New Zealanders like to believe their country is a place of relative equality; however, recent reports have shown that New Zealand is among the top 10 “most unequal” countries in the developed world in terms of income differentials. What that means, in a more specific sense, is being investigated by a group of University of Otago, Wellington, public health researchers.
The Health Inequalities Research Programme, led by Professor Tony Blakely, is studying new longitudinal data from Statistics New Zealand that, for the first time, details the reasons for significant differences in sub-populations and ethnic groups.
Co-principal investigator Dr Kristie Carter and colleagues have published a number of papers showing increasing inequalities in health and income over the last 25 years using the Census, Statistics New Zealand Life Tables and the longitudinal Survey of Families, Income and Employment (SoFIE), testing assumptions about the impact of inequalities on health and vice versa.
They have examined trends in life expectancy by ethnicity, income and smoking status in New Zealand from 1981 to 2004, revealing that gaps in life expectancy between different ethnic and income groups grew dramatically between 1981 and 1996, before stabilising, but with inequalities remaining in terms of survival and life expectancy.
“There’s a widening life expectancy gap between Māori and non-Māori males, increasing from 5.4 years to nine years, and between low-income and high-income males, growing from 4.4 years to 6.5 years.
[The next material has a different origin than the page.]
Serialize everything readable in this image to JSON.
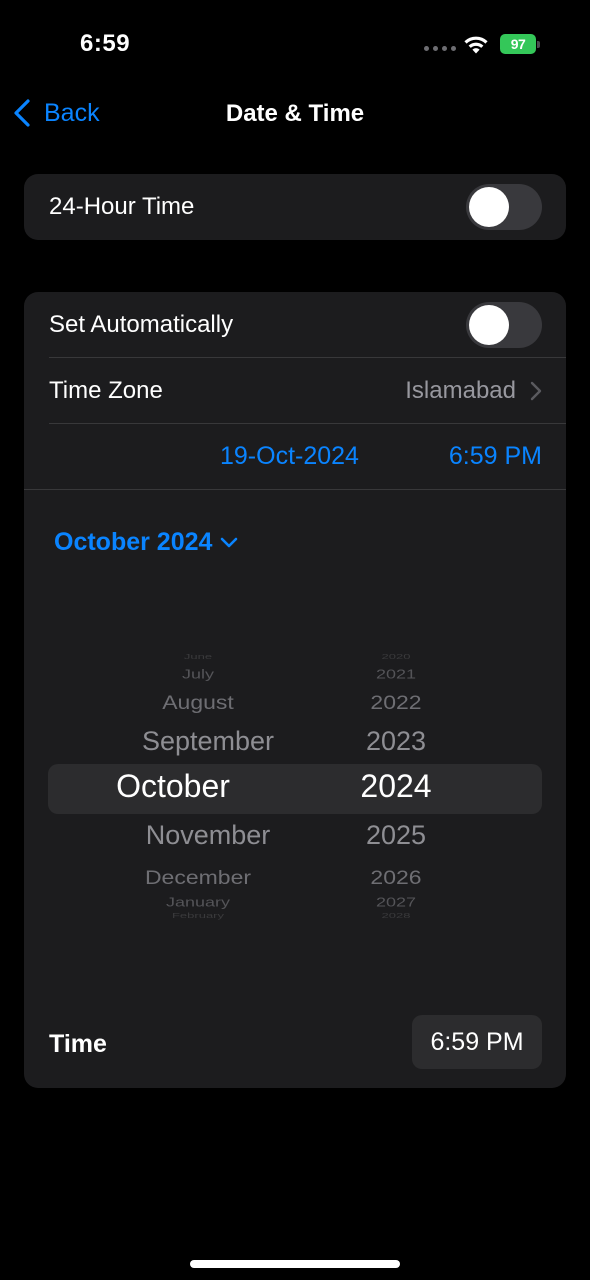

We have also shown that life expectancy in high income Māori males was consistently lower than low income non-Māori males,” she says.
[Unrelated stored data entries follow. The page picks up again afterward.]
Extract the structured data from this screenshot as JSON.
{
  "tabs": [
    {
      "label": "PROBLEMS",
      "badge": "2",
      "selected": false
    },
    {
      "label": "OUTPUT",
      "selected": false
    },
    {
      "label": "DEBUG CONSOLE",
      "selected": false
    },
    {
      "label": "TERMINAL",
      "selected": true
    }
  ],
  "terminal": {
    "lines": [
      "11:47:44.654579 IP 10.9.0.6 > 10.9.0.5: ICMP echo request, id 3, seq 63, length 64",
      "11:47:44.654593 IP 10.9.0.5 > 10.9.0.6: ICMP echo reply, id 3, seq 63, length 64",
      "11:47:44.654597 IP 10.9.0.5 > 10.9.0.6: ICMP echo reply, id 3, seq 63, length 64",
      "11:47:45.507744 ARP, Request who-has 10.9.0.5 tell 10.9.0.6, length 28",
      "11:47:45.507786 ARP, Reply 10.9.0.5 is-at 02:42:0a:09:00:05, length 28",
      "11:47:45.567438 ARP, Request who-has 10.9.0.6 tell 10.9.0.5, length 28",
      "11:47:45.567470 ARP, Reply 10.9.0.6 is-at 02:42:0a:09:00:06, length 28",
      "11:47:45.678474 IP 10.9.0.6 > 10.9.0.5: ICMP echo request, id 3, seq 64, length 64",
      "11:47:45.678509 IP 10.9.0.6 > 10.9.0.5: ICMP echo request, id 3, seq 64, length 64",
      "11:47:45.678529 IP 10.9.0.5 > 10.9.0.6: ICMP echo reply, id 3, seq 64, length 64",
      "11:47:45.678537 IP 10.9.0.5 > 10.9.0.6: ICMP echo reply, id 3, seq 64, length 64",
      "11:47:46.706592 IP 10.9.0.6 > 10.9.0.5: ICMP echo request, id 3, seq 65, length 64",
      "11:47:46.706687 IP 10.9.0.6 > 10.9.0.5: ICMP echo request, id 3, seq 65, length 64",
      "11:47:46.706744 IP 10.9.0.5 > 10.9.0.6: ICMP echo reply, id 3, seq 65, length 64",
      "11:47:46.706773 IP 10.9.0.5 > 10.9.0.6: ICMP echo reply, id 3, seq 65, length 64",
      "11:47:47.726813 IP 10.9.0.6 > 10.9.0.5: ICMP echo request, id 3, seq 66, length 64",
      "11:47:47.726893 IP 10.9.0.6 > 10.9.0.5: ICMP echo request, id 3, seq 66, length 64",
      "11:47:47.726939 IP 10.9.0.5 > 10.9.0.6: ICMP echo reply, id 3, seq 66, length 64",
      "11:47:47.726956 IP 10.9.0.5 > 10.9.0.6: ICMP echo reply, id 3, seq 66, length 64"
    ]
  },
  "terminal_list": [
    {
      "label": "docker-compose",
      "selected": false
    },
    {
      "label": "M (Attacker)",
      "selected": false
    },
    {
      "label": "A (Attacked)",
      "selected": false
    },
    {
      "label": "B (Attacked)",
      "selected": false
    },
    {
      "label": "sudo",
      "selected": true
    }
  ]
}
“Surprisingly, the gap in life expectancy between ethnic groups was greatest for never-smokers compared to smokers, indicating that, no matter what your income or ethnicity, current smoking is bad for your health.”
Carter says one of the strengths of SoFIE is the size of the sample, comprising more than 22,000 adults in 2002.
“SoFIE is very important data for this country – a real first – as it enables us to drill down and carry out cause-and-effect analyses which have relevance, not only to New Zealand, but also internationally. We’re essentially examining the effect of changes in income and employment in families, how these interact and affect people’s health.
“We have asked respondents for consent to link information to hospitalisation and cancer registration so we can look at the impact a major health event has on their lives, their incomes and employment. We can also see what happens when families split up or how changes in social policy, such as Working For Families, have affected income and health,” she explains.
Carter has also been looking at food insecurity – the lack of access to sufficient nutritious food and what is colloquially referred to as “not knowing where your next meal is coming from”.
Analysis of the SoFIE survey shows that 15 per cent of people felt they were food insecure in 2004–2005. This was a time when unemployment was relatively low and when the economy was in the middle of a boom. Carter’s research shows that food insecurity is significantly higher amongst females compared to males and is associated with sole parenthood, being Māori, renting, unemployment, poor health and low income.
“More significantly, a second study using SoFIE data looked at the association of food insecurity with psychological distress. It shows a very strong relationship between distress and food insecurity, which is particularly evident with females.”
Carter says these findings provide guidance to policy-makers and researchers overseas because of the strength of the New Zealand data sets, which allows research to be conducted with greater rigour to test the causal associations that lead to inequalities in New Zealand.